Beginning with the August statements from White Hall City Hall, municipal water rates, and monthly curbside garbage collection fee will increase. Aldermen voted unanimously Monday to increase the rates and fee.

Beginning with the August statements from White Hall City Hall, municipal water rates, and monthly curbside garbage collection fee will increase. Aldermen voted unanimously Monday to increase the rates and fee.

An ordinance unanimously approved by the city council raised the monthly charge for the first 1,000 gallons of water used by a household or business from $5.50 to $6; increases the rate for 1,001 to 10,000 gallons from $2.20 to $2.70 a month; and the monthly charge for each 1,000 gallons over 10,000 gallons from $1.74 to $2.24.

The White Hall Street, Water and Sewer Committee approved the rate hikes June 5 and sent them to the council with a recommendation to adopt the increases.

Mayor Noel Foster said the average household will see a $2 to $3 increase in monthly water charges, with low volume users encountering little impact from the water fee hikes.

Foster’s recommendation to increase the monthly fee for weekly residential trash collections from $12 to $12.50 a month was approved without dissent.

Foster said the trash collection fee has not been increased in five years and Waste Management’s contract with the municipality allows the firm to request hikes to cover operating expenses, including fuel and personnel costs.

White Hall collects fees for weekly trash collections for Waste Management, adding the charge to monthly statements for water and sewer services.

To avoid operating a deficit in the water department, Foster also recommended raising the water deposit and water reconnect fees He called for increasing the deposit fee for water service from $50 to $150 and raising the reconnect fee from $30 to $50.

While White Hall now buys water wholesale from United Water Arkansas, the municipality maintains the distribution system, including water meters, Foster noted.

Many of the meters have been used for several decades, he said, and do not always reflect water consumption levels.

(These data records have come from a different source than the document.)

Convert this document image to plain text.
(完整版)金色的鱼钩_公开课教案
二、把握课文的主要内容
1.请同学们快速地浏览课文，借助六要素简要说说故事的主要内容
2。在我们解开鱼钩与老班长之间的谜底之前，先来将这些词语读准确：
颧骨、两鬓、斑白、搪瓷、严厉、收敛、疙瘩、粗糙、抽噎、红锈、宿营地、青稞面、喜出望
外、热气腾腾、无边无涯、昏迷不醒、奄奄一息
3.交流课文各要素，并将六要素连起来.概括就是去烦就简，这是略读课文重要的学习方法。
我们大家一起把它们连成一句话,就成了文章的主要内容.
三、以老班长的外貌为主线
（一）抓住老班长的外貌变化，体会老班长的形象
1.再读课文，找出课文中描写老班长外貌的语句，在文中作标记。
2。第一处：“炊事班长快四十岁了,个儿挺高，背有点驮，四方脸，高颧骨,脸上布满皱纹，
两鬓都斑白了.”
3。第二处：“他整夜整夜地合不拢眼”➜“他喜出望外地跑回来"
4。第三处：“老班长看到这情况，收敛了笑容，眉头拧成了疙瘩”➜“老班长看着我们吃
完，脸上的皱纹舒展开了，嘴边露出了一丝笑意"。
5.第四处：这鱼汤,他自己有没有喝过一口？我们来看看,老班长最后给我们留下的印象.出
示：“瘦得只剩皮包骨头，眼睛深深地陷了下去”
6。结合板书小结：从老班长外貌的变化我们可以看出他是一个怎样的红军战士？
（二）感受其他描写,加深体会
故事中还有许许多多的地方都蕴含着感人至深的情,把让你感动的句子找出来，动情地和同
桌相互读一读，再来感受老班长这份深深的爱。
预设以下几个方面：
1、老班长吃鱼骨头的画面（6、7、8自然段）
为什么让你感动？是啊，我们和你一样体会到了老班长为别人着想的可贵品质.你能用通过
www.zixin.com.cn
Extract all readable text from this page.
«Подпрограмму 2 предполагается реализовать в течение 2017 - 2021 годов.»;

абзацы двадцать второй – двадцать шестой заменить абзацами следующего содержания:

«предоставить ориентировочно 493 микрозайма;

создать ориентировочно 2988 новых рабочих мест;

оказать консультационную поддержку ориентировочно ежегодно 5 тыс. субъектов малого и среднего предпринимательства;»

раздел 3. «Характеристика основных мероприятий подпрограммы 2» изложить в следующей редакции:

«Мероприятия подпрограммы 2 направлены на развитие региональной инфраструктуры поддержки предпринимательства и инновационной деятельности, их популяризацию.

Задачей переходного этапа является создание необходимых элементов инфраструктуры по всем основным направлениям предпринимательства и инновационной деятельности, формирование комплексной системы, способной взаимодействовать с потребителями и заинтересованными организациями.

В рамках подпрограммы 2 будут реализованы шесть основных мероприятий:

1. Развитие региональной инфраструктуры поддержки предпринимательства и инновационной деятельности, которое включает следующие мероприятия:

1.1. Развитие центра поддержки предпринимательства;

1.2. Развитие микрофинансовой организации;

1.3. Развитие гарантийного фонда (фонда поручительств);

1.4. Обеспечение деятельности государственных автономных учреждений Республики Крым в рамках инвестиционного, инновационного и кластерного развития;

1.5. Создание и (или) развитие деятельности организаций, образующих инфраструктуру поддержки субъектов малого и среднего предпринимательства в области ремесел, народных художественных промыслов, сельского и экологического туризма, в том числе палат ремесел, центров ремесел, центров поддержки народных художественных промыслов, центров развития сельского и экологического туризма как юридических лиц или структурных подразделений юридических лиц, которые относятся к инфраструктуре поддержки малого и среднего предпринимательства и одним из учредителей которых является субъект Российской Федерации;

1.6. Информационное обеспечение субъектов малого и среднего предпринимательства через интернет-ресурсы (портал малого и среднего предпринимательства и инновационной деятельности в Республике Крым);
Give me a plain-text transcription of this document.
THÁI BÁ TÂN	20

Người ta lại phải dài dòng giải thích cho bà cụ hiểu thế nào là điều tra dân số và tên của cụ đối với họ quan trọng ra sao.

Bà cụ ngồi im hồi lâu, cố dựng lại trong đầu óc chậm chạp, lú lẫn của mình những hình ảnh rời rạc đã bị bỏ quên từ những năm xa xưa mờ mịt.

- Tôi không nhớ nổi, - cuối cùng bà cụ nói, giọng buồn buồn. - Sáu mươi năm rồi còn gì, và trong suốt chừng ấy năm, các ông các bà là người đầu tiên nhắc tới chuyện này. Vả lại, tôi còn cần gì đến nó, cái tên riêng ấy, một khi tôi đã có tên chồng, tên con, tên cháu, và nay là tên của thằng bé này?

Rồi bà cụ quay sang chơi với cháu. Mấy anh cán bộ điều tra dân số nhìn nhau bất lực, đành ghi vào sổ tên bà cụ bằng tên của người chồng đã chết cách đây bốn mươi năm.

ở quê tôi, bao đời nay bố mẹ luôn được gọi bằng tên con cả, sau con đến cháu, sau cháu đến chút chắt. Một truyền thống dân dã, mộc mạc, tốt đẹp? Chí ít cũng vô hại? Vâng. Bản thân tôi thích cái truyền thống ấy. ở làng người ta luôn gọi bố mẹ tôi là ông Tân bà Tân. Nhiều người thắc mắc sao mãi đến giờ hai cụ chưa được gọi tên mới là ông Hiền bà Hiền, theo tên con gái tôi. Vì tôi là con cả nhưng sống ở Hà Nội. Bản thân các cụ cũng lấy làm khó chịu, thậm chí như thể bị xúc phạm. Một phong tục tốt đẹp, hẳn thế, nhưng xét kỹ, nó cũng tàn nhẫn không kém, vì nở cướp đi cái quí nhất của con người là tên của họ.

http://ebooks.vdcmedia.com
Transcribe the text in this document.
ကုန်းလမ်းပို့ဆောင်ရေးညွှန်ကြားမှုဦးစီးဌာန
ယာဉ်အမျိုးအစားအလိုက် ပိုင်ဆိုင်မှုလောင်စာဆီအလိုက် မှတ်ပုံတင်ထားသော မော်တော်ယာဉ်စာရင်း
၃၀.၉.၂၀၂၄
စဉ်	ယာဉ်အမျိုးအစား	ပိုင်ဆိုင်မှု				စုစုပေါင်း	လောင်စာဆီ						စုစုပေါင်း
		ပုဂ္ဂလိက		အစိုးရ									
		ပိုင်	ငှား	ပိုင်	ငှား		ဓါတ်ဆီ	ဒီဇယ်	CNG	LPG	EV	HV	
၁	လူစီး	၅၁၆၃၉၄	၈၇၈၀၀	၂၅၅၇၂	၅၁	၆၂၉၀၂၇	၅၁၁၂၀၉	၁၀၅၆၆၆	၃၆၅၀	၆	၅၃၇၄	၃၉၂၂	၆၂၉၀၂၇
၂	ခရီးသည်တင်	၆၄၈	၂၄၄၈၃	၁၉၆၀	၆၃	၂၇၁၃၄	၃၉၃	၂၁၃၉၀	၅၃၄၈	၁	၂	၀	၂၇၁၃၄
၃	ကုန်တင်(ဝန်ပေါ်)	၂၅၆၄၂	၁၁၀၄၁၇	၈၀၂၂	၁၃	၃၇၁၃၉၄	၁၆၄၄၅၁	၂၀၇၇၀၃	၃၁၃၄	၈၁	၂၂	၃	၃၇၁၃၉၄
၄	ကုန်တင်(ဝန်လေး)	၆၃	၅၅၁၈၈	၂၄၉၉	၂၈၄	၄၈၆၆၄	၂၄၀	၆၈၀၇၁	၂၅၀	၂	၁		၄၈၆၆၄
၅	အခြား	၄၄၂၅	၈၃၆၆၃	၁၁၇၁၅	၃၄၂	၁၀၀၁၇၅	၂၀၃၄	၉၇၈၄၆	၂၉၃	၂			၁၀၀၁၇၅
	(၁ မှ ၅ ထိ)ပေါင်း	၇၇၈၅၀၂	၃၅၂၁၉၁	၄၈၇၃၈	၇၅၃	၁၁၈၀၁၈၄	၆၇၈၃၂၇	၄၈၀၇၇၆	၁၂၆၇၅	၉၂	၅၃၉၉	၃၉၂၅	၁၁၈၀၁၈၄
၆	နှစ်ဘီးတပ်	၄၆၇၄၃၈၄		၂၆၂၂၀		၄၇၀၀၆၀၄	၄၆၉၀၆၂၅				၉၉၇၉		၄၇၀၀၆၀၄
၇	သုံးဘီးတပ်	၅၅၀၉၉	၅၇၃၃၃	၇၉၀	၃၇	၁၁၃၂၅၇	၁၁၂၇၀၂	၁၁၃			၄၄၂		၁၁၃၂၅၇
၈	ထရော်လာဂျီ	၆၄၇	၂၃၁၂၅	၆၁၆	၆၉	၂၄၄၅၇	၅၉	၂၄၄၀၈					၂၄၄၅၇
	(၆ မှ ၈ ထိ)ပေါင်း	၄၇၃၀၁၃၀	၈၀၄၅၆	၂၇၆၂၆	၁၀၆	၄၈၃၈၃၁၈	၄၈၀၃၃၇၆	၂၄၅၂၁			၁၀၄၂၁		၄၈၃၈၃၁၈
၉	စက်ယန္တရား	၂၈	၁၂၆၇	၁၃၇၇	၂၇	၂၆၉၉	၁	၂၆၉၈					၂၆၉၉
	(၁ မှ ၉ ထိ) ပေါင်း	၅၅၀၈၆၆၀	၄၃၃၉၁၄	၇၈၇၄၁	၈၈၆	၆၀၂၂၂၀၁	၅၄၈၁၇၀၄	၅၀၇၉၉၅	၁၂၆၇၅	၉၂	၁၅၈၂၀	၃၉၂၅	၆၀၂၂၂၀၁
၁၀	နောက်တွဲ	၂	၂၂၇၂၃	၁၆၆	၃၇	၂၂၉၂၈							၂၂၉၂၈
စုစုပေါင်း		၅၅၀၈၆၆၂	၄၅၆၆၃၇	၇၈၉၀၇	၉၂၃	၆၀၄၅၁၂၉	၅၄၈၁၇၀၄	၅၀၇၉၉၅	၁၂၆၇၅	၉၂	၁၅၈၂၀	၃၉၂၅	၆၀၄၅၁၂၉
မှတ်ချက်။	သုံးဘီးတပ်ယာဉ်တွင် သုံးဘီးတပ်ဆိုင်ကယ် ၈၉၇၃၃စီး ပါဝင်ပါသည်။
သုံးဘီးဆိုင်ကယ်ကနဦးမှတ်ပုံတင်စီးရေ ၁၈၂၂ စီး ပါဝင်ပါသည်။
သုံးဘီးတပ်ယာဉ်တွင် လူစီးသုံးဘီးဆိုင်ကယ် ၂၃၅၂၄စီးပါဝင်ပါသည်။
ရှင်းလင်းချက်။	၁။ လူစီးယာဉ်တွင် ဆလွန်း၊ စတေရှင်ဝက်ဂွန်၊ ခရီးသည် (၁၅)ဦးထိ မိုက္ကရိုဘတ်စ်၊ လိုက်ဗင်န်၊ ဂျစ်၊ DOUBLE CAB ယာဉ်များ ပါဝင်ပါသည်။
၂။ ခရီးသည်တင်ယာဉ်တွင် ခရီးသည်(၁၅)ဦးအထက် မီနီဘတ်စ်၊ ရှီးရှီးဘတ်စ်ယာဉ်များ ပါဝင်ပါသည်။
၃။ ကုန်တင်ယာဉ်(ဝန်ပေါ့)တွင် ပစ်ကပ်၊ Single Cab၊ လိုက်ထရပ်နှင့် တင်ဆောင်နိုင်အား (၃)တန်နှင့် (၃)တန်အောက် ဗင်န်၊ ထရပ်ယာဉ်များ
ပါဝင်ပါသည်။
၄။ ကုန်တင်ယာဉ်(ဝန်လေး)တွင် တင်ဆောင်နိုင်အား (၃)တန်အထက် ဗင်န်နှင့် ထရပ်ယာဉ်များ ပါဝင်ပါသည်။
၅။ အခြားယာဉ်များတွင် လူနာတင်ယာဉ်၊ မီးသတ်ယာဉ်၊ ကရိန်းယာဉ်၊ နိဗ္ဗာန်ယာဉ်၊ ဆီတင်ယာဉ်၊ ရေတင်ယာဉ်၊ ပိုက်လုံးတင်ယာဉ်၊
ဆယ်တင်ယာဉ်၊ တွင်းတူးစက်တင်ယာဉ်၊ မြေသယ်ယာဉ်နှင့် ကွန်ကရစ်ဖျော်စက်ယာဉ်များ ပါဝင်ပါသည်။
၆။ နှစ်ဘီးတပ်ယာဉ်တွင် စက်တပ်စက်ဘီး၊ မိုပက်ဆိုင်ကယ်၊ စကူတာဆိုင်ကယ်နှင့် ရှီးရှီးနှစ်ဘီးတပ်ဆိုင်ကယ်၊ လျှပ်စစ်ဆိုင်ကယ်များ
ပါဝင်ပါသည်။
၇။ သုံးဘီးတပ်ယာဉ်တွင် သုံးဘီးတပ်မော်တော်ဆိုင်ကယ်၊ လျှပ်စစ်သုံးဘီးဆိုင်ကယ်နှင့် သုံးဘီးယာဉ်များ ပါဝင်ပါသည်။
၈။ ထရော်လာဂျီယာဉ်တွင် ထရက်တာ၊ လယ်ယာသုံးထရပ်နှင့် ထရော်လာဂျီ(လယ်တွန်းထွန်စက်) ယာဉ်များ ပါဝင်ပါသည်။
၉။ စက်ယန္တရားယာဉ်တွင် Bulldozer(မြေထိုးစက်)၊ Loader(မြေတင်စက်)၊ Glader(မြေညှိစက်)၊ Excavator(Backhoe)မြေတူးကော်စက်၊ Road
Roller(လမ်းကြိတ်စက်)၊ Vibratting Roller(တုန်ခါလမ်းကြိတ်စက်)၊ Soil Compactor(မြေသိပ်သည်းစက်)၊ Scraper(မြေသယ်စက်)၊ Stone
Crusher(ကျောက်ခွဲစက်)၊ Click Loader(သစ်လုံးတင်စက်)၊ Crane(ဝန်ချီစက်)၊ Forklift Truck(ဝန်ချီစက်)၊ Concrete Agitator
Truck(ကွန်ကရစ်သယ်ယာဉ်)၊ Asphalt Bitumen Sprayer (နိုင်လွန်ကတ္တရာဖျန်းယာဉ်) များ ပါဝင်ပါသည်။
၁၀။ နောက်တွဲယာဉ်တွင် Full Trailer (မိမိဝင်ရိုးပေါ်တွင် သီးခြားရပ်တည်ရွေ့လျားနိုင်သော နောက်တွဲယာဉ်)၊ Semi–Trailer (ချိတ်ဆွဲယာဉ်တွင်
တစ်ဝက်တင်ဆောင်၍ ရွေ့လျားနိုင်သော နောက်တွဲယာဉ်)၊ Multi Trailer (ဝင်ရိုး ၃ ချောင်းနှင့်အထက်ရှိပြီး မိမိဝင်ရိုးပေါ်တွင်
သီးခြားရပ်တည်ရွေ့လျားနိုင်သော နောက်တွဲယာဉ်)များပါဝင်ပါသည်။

The water department has replaced meters for high volume users – schools and businesses – with new meters resulting in an increase in “billable water sales,” Foster told the committee.

Tom Paschall, the CPA who presented the annual water and sewer audit report to the committee earlier this month, recommended the city build up a reserve fund to pay for major problems that may surface from time to time.

Other cities the size of White Hall have at least $500,000 in reserve, the accountant pointed out.

Aldermen waived normal procedures and placed the two ordinances involving the rate increases on three readings Monday. Each amendment to an existing ordinance included an emergency clause.

In other action Monday:

– Members and coaches of the White Hall High School girls softball team and boys baseball team received proclamations noting they brought home state 5A state championship trophies.

Foster said signs have been erected at entries to the city noting While Hall is home to two state championship teams.

The mayor quipped to the students that no signs would be posted for Wes McNulty, a White Hall resident who captured his fifth Arkansas State Golf Association’s Stroke Play Championship Saturday at Pleasant Valley Country Club in Little Rock.

– Foster briefed aldermen on the status of the city’s fire substation that will be constructed on Hospitality Lane south of Sheridan Road. He said the architectural plans have been completed and the project is out for bids.

– The tract for the proposed civic center is “substantially clear” and the city is taking bids for stump removal and may burn some debris from the clearing, Foster said, adding if the bids are high the municipality may rent the necessary equipment and have city employees do the clearing.

– He reminded aldermen the annual Fourth of July fireworks show is on schedule, noting that local businesses underwrite the cost of the fireworks.